Os outros
Revirava o apartamento atrás daqueles dias de paz e cumplicidade. Olhava para sua cama e via ele deitado enquanto ela se trocava. Olhava a sala e via ele sentado no sofá falando do céu e observando sorridente os hábitos dos vizinhos. Olhava a cozinha e era ali, ao lado dela na pia, que ele sorria enquanto ela estabanada fazia café.
Todo o apartamento tinha um daqueles detalhes que tanto tentou apagar. E todos os detalhes pediam para renascer. Ele pedia para voltar em mensagens sem nexo e com palavras turvas. O cheiro dele ainda em seu nariz, desde aquele abraço do qual não quis se desvencilhar.
Os dedos dele sempre a tocaram inocentemente nos lugares certos. Os beijos no rosto para quebrar sua resistência e as bocas encontrando-se no acaso. Aquele beijo anunciou o caos e o paraíso em um mesmo compasso.

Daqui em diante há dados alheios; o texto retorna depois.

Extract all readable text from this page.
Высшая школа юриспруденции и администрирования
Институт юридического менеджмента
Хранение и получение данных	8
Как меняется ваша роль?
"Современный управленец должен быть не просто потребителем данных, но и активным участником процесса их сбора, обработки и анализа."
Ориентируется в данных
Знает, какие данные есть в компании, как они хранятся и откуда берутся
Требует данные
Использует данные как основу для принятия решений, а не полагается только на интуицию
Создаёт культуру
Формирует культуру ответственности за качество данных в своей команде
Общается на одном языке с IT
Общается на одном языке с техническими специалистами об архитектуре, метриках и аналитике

Os olhos dele gostavam de correr o risco e ela se entregava devagar sem perceber, até aquele apartamento e todos detalhes, que não notará, ficarem grandes demais. Acordava e dormia com ele em corpo ou pensamento. Queria e de tanto querer o deixou partir. Perdeu enquanto acreditava possuir. Mas, no fundo, sabia que ele jamais ficaria sem um sinal. E ela escondia os sinais, fugia dos riscos, se guardava na fantasia e sorria sem graça das piadas dos outros.
Ficou com todos e sem ele, só depois notou: ele era os outros dela.